Newt semblait sur de lui. Il lui désigna deux ou trois mecs près du feu.
- Tu vois ces gars, à côté du feu de camp ? Ce sont les coureurs. Et celui qui est assit au milieu, il s’appelle Minho. C’est le chef des coureurs. Ils ont pour mission de parcourir le labyrinthe chaque matin dès que les portes s’ouvrent. De le mémoriser. Pour pouvoir le cartographier pour trouver une issue.
- Et ils font ça depuis longtemps ?
Le regard de Newt se fit lointain et il se mordit l’intérieur de la joue.
- Trois ans.
Le cœur du nouveau loupa un battement et il tourna brusquement la tête vers Newt.
- En trois ans, vous avez rien découvert ?
Newt eut un sourire.
- C’est plus facile à dire qu’à faire. Écoute.
Le nouveau tendit l’oreille et perçut de drôles de grondements émanant de derrière les hauts murs.
- T’entends ça ? C’est le labyrinthe. Qui se transforme. Comme tous les soirs.
- Comment est-ce que c’est possible ?
- Si tu peux poser la question un jour à ceux qui nous ont mis là, fais le, répondit Newt, toujours souriant. Souviens toi d’une chose. Les coureurs sont les seuls à savoir vraiment ce qu’il se passe là dedans. Ce sont les plus forts et les plus rapides d’entre nous. Et ça vaut mieux. Parce que s’ils ne sont pas capables de ressortir à temps, ils se retrouvent coincés pour la nuit. Et personne n’a survécu une nuit dans le labyrinthe.
Newt lança au nouveau venu un regard appuyé.
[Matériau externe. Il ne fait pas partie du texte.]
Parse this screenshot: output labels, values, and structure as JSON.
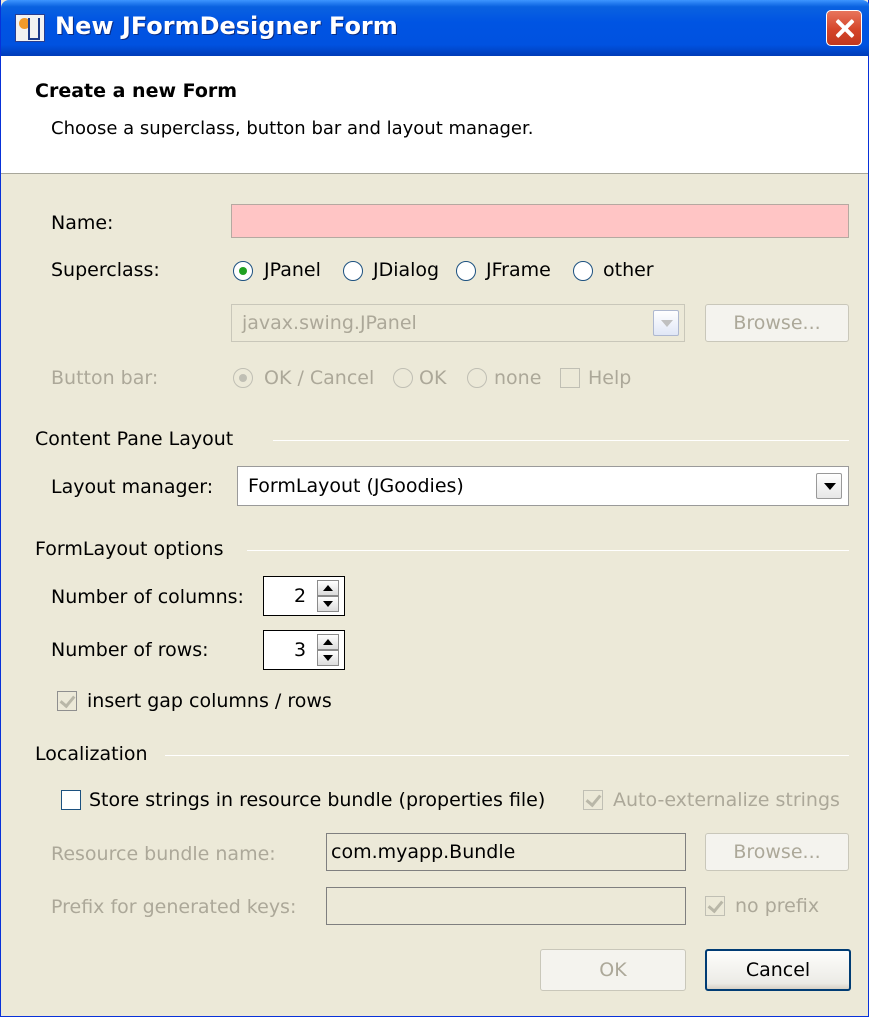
{
  "window": {
    "title": "New JFormDesigner Form"
  },
  "banner": {
    "title": "Create a new Form",
    "subtitle": "Choose a superclass, button bar and layout manager."
  },
  "name": {
    "label": "Name:",
    "value": ""
  },
  "superclass": {
    "label": "Superclass:",
    "options": [
      "JPanel",
      "JDialog",
      "JFrame",
      "other"
    ],
    "selected": "JPanel",
    "class_value": "javax.swing.JPanel",
    "browse_label": "Browse..."
  },
  "button_bar": {
    "label": "Button bar:",
    "options": [
      "OK / Cancel",
      "OK",
      "none"
    ],
    "selected": "OK / Cancel",
    "help_label": "Help",
    "help_checked": false
  },
  "content_pane": {
    "section_label": "Content Pane Layout",
    "layout_label": "Layout manager:",
    "layout_value": "FormLayout (JGoodies)"
  },
  "form_layout": {
    "section_label": "FormLayout options",
    "columns_label": "Number of columns:",
    "columns_value": "2",
    "rows_label": "Number of rows:",
    "rows_value": "3",
    "gap_label": "insert gap columns / rows",
    "gap_checked": true
  },
  "localization": {
    "section_label": "Localization",
    "store_label": "Store strings in resource bundle (properties file)",
    "store_checked": false,
    "auto_label": "Auto-externalize strings",
    "auto_checked": true,
    "bundle_label": "Resource bundle name:",
    "bundle_value": "com.myapp.Bundle",
    "bundle_browse_label": "Browse...",
    "prefix_label": "Prefix for generated keys:",
    "prefix_value": "",
    "no_prefix_label": "no prefix",
    "no_prefix_checked": true
  },
  "footer": {
    "ok_label": "OK",
    "cancel_label": "Cancel"
  },
  "colors": {
    "title_bar": "#0054e3",
    "dialog_bg": "#ece9d8",
    "error_field": "#ffc5c5"
  }
}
Ce dernier l’observa boire une gorgée.
- Qu’est-ce qui leur arrive ?
- On les appelle les Cerberes. Ceux qui en ont vu un sont tous morts avant de pouvoir en parler. Et pourtant, ils sont là.
Un silence tendu s’installa.
- Et toi ? Tu es déjà allé dans le labyrinthe ? Demanda le jeune homme.
Newt l’observa un instant, paraissant songeur.
- Ouais. Minho n’a pas toujours été le chef des coureurs.
Une lueur de compréhension s’alluma dans les yeux du nouveau.
- Tu étais coureur ?
Newt releva légèrement le bas de son pantalon pour dévoiler une cicatrice impressionnante sur sa cheville.
- La labyrinthe a été plus fort que moi ce jour là. J’ai dû prendre ma retraite, ajouta t-il avec légèreté.
Newt se remit alors sur ses pieds, sans laisser le temps au nouveau de réfléchir davantage.
- Bon, allez viens. Ça fait assez de questions pour un soir. Allons faire la fête.
- Heu…
- Allez debout. Je vais te présenter à tout le monde.